Friday, August 10, 2012

Digging Ditches

Does the concept of Old Testament Israel being divided into two separate kingdoms confuse you as much as it does me?  Well, let me try to break it down real easy-like for us both!  The people of Israel asked for a king, so God relented and gave into their desires. They weren't content with God being the True King, they wanted flesh and blood.  If only they knew what they were getting themselves into!  So, the first three kings were Saul, David, and Solomon.  They each reigned 40 years.

What happened was that Solomon was not faithful to what God required.  He married a whole lotta women, a lotta them foreigners.  This was a no-no.  So, God tells Solomon that he will separate the great kingdom and create two kingdoms after Solomon dies. 

Unfaithfulness always creates division.

So, God names the upper region, Israel. They didn't have a single good king.  Not one.  They reigned from 7 days to over 40 years, but not a single one got it right by pleasing God.

The lower region, Judah, was the one where God would continue His namesake.  There were good and bad kings, but the good ones continued to worship God as Yahweh.

Enter the passage that I can't get out of my head:  2 Kings chapter 3.

Joram is the King of the North (Israel) and Jehoshaphat is the King of the South (Judah).  Joram's problem is this:  the King of Moab had to supply a tribute/tax of a huge allotment of sheep to the North.  But, the King of Moab (Mesha) rebelled.  Joram decided to go to Jehoshaphat for help to fight against Moab for the rebellion.

For whatever reason, the King of Edom gets on board as well, so you have three Kings and their armies entering into the Desert of Edom, which must have been the best route to Moab. 
After marching for seven days in the wilderness, they run into a huge crisis.

Maybe you've experienced it this summer.

No rain.

Zilp. Zada.  No water for the men and no water for the animals.

Catch the Kings' two differing responses.  Joram, the one who did evil in God's sight, immediately responds with this:  "God has gotten us three kings out here to dump us into the hand of Moab."

Jehoshaphat's (the southern king who worshipped God) response is different, "Isn't there a prophet of God anywhere around through whom we can consult God?"

One king wanted to avoid God, the other wanted to seek His face through the prophet.

Elisha agrees to seek God's face on behalf of Jehoshaphat, because he has respect for him as king.
God comes back with this:  "Dig ditches all over the valley."

Umm. Whaaat?

Here is what God says in full:  "Make this valley full of ditches. For this is what the LORD says:  You will see neither wind nor rain, yet this valley will be filled with water, and you, your cattle and your other animals will drink.  This is an easy thing in the eyes of the LORD; he will also hand Moab over to you.  You will overthrow every fortified city and every major town.  You will cut down every good tree, stop up all the springs, and ruin every good field with stones."  (2 Kings 3:16-19)

They obeyed.  They couldn't make it rain, but they did what they could.

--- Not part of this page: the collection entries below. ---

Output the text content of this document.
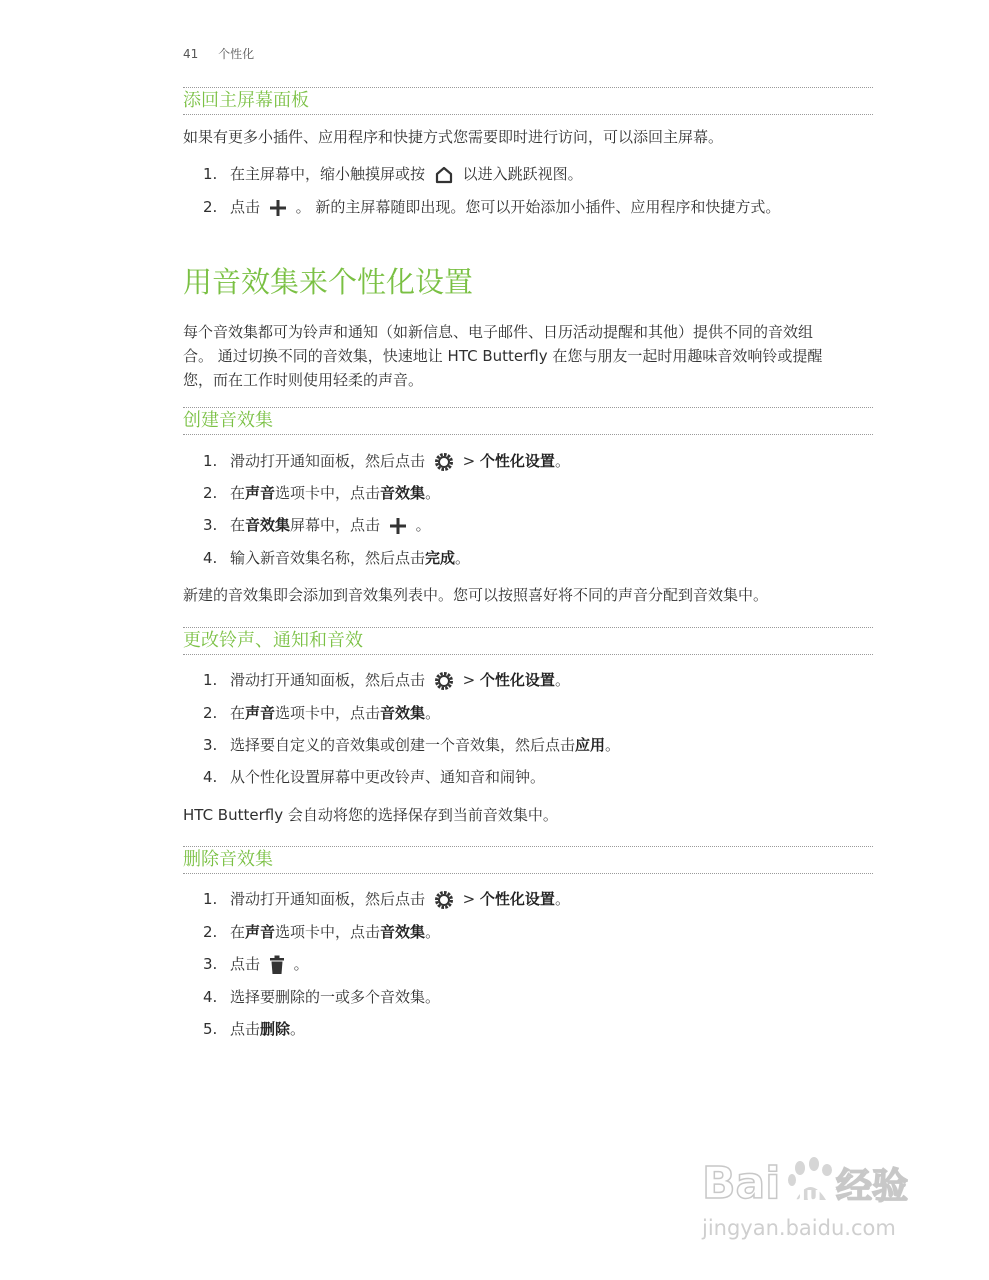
41 个性化
添回主屏幕面板
如果有更多小插件、应用程序和快捷方式您需要即时进行访问，可以添回主屏幕。
1. 在主屏幕中，缩小触摸屏或按	以进入跳跃视图。
2. 点击 。 新的主屏幕随即出现。您可以开始添加小插件、应用程序和快捷方式。
用音效集来个性化设置
每个音效集都可为铃声和通知（如新信息、电子邮件、日历活动提醒和其他）提供不同的音效组
合。 通过切换不同的音效集，快速地让 HTC Butterfly 在您与朋友一起时用趣味音效响铃或提醒
您，而在工作时则使用轻柔的声音。
创建音效集
1. 滑动打开通知面板，然后点击	> 个性化设置。
2. 在声音选项卡中，点击音效集。
3. 在音效集屏幕中，点击 。
4. 输入新音效集名称，然后点击完成。
新建的音效集即会添加到音效集列表中。您可以按照喜好将不同的声音分配到音效集中。
更改铃声、通知和音效
1. 滑动打开通知面板，然后点击	> 个性化设置。
2. 在声音选项卡中，点击音效集。
3. 选择要自定义的音效集或创建一个音效集，然后点击应用。
4. 从个性化设置屏幕中更改铃声、通知音和闹钟。
HTC Butterfly 会自动将您的选择保存到当前音效集中。
删除音效集
1. 滑动打开通知面板，然后点击	> 个性化设置。
2. 在声音选项卡中，点击音效集。
3. 点击 。
4. 选择要删除的一或多个音效集。
5. 点击删除。
Bai du 经验
jingyan.baidu.com
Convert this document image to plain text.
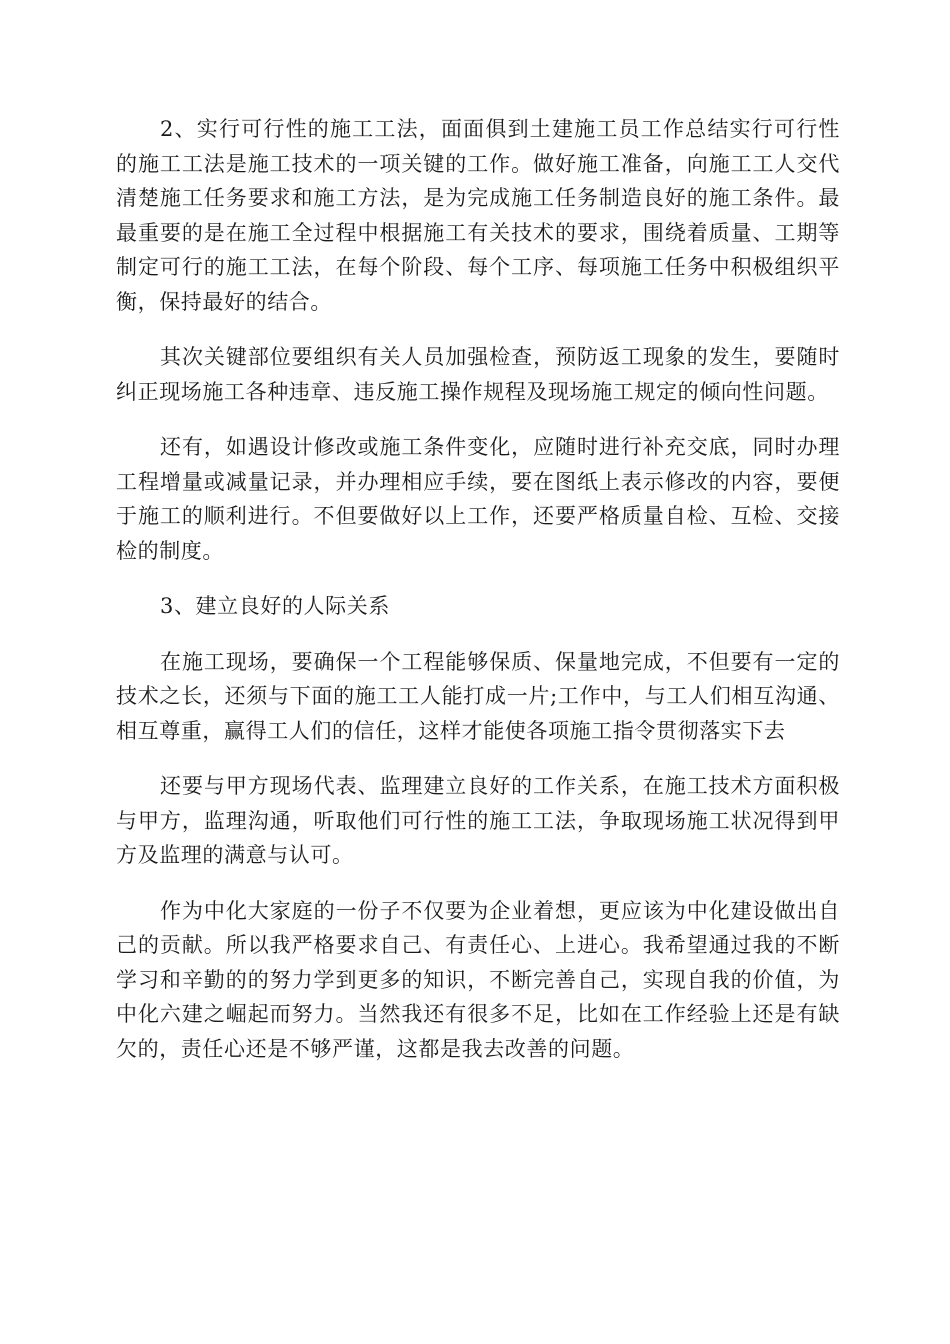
2、实行可行性的施工工法，面面俱到土建施工员工作总结实行可行性的施工工法是施工技术的一项关键的工作。做好施工准备，向施工工人交代清楚施工任务要求和施工方法，是为完成施工任务制造良好的施工条件。最最重要的是在施工全过程中根据施工有关技术的要求，围绕着质量、工期等制定可行的施工工法，在每个阶段、每个工序、每项施工任务中积极组织平衡，保持最好的结合。

其次关键部位要组织有关人员加强检查，预防返工现象的发生，要随时纠正现场施工各种违章、违反施工操作规程及现场施工规定的倾向性问题。

还有，如遇设计修改或施工条件变化，应随时进行补充交底，同时办理工程增量或减量记录，并办理相应手续，要在图纸上表示修改的内容，要便于施工的顺利进行。不但要做好以上工作，还要严格质量自检、互检、交接检的制度。

3、建立良好的人际关系

在施工现场，要确保一个工程能够保质、保量地完成，不但要有一定的技术之长，还须与下面的施工工人能打成一片;工作中，与工人们相互沟通、相互尊重，赢得工人们的信任，这样才能使各项施工指令贯彻落实下去

还要与甲方现场代表、监理建立良好的工作关系，在施工技术方面积极与甲方，监理沟通，听取他们可行性的施工工法，争取现场施工状况得到甲方及监理的满意与认可。

作为中化大家庭的一份子不仅要为企业着想，更应该为中化建设做出自己的贡献。所以我严格要求自己、有责任心、上进心。我希望通过我的不断学习和辛勤的的努力学到更多的知识，不断完善自己，实现自我的价值，为中化六建之崛起而努力。当然我还有很多不足，比如在工作经验上还是有缺欠的，责任心还是不够严谨，这都是我去改善的问题。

Despite their thirst and despite the fact that there wasn't a cloud in the sky, they sank down low into the hard earth and dug for all they were worth.

God was true to His word.  The next morning, the water had arrived.  The only thing I can figure out is that it rained far away, in a high region, and the water came into the valley as a flash flood, filling the trenches full. But, I guess God could have done it any way He pleased.  He is God like that.

Here's one of the best parts!  Moab looked into the valley, and having not seen it rain, they believed the reflection of the liquid in the trenches was blood.  They assumed the three kings and their armies had turned on one another.  The Moabites entered the camp and were surprised to have all the other armies surround them instead.  The king of Moab quickly realized his mistake.

Here is what keeps jumping out at me (ESV):  "I will make this dry streambed full of pools." In other words, He is going to fill the valley with water.

I don't know what you need water for, but I want to encourage isn't up to you to produce it! 

Here are a few things that I hope stick with me after studying this passage:

1.  Only God brings what we need

2.  He does it in different ways (He allowed Elijah to see and hear the rain and wind (1 Kings 18:45)...with Elisha, he neither sees nor hears it.) "Many a blessing has been lost by Christians not believing it to be a blessing because it did not come in the particular shape which they had conceived to be proper and right." Spurgeon

3.  God's instructions to us often don't make sense...he told Noah to build an ark, an army to march around a city, and this group to dig ditches.

4.  When he gives an instruction, we should do the thing and then expect the blessing. "Men will, when they expect a thing, prepare for the reception of it." Spurgeon

5.  Faith obeys the instruction before receiving the first sign of fulfillment of the promise.

What I keep asking myself is this:  Do I have the faith to dig ditches?  Or will my response to the wilderness be like Joram's, that God has only brought me thus far to leave me to the enemy?

1 comment:

Anonymous said...

What a word from God, Becke'! Again, I would like to have a copy of this to share with someone and to keep for myself. Could you do that and send it to my email. (or teach me how to copy it). Thanks!